Trinidadian magazine editor

Aldwyn McGill is an association football manager, businessman, league administrator, and current publisher and chief editor of Stars Soccer Review.

McGill began playing association football in his native country of Trinidad and Tobago with teams like of Morvant United Football Club, Colts FC, and Cipriani United Sports Club. In 1973, he moved abroad to Canada and trained with the Toronto Metros of the North American Soccer League. After failing to make the team he began administrating local Toronto soccer leagues like Toronto and District Soccer League, and Toronto Caribbean Soccer League. He wrote the constitution and by-laws for the newly formed Canadian International Soccer League (Puma League), and formed his own club the Caribbean Stars which competed within the league in 1995.

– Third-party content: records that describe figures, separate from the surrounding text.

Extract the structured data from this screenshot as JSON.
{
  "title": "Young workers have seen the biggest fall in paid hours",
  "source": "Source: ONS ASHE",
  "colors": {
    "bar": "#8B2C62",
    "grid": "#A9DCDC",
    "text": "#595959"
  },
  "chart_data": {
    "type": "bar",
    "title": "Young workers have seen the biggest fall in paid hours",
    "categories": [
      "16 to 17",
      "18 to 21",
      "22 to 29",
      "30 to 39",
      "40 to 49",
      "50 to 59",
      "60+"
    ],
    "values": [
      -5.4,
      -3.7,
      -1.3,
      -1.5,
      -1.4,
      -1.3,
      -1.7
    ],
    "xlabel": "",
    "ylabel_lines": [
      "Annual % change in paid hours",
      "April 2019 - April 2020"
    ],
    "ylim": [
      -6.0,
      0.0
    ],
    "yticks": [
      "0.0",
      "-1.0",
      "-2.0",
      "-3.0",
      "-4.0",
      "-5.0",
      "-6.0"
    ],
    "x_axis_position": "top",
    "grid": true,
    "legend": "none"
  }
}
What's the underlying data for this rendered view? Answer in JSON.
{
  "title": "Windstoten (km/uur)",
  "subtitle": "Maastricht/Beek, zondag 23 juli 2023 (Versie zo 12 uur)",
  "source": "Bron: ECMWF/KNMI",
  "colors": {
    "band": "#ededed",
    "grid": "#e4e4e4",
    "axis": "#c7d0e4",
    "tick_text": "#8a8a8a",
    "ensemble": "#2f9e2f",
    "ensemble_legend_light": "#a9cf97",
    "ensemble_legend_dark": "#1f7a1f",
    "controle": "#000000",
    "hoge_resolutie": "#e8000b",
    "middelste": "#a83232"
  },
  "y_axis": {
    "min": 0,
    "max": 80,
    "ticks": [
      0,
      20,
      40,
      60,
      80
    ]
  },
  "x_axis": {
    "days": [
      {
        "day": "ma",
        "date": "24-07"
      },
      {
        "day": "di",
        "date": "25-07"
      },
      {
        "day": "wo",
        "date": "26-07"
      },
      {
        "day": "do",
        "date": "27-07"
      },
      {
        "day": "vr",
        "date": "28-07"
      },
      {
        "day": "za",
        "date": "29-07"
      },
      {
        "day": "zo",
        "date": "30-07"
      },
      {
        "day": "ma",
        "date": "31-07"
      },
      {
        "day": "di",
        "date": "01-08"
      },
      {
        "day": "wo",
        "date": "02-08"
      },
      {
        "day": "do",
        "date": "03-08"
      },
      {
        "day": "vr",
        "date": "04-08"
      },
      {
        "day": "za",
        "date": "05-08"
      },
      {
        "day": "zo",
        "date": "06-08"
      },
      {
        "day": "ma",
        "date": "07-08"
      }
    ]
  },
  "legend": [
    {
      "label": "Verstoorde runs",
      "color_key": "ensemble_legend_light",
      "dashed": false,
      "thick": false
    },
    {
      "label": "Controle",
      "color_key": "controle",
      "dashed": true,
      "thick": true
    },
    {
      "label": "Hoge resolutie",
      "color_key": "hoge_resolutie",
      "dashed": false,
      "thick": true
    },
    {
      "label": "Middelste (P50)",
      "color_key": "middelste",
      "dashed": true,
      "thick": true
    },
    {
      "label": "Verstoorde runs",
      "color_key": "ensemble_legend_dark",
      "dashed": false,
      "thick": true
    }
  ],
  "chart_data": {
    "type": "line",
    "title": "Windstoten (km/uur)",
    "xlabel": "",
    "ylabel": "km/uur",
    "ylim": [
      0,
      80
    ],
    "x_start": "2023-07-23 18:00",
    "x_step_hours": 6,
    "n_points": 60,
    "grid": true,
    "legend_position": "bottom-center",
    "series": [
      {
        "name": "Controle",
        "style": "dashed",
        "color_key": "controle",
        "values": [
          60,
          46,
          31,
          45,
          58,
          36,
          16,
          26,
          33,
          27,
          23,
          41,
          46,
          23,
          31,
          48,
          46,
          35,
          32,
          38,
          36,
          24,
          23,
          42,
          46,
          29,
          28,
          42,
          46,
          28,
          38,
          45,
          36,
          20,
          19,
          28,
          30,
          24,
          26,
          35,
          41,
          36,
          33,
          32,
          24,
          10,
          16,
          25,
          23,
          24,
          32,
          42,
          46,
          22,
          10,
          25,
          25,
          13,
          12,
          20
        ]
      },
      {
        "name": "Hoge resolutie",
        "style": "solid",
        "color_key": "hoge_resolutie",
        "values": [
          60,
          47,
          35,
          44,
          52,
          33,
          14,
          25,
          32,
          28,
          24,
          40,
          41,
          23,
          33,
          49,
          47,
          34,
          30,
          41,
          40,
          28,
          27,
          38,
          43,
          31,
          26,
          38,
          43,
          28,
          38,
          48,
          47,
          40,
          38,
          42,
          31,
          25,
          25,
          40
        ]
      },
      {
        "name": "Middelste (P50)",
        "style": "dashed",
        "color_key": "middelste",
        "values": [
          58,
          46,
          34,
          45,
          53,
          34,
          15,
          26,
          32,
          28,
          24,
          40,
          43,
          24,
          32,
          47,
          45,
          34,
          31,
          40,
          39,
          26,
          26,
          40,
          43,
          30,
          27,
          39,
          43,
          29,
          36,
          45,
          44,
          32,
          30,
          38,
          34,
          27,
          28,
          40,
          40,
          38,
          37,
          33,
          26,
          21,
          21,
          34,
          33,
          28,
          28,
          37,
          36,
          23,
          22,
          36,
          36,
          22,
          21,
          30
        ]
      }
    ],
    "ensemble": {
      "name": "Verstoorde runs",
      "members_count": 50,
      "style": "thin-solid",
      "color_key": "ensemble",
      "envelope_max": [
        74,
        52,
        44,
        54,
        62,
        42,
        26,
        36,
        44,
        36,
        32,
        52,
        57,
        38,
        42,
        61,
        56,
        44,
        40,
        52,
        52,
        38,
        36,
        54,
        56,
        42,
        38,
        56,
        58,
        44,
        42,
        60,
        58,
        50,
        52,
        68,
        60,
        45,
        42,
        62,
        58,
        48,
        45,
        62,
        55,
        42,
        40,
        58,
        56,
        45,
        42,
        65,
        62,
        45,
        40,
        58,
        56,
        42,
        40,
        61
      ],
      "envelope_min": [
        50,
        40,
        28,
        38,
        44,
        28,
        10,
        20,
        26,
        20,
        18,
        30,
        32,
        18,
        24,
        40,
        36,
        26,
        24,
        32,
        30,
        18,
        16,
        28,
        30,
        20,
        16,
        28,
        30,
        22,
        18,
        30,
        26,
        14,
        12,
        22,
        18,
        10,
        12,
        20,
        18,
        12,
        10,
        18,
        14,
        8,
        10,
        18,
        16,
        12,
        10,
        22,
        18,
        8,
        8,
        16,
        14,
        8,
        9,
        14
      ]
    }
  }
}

He would also serve as the head coach for the Caribbean Stars, and led the club in winning the 1996–97 CISL Indoor Championship. After the CISL folded he was appointed director of soccer operations for the newly formed Metro Lions of the Canadian Professional Soccer League in 2002. Shortly after he was appointed the head coach for the team, and led the Lions to a third place finish in the Eastern Conference. In the playoffs the Metro Lions faced Ottawa Wizards, but were eliminated by a score of 1–0. At the conclusion of the season he was awarded the CPSL Coach of the Year award. The following season, he stepped down from his position of head coach, but retained the positions of President and General Manager. In 2006, McGill helped bring back the Caribbean Stars to the professional level by launching the Caribbean Selects to compete in the Canadian Soccer League. He would serve as director of operations for the club. He is currently the publisher and chief editor of Stars Soccer Review, a sports magazine which covers association football in Canada, Trinidad & Tobago, and Jamaica.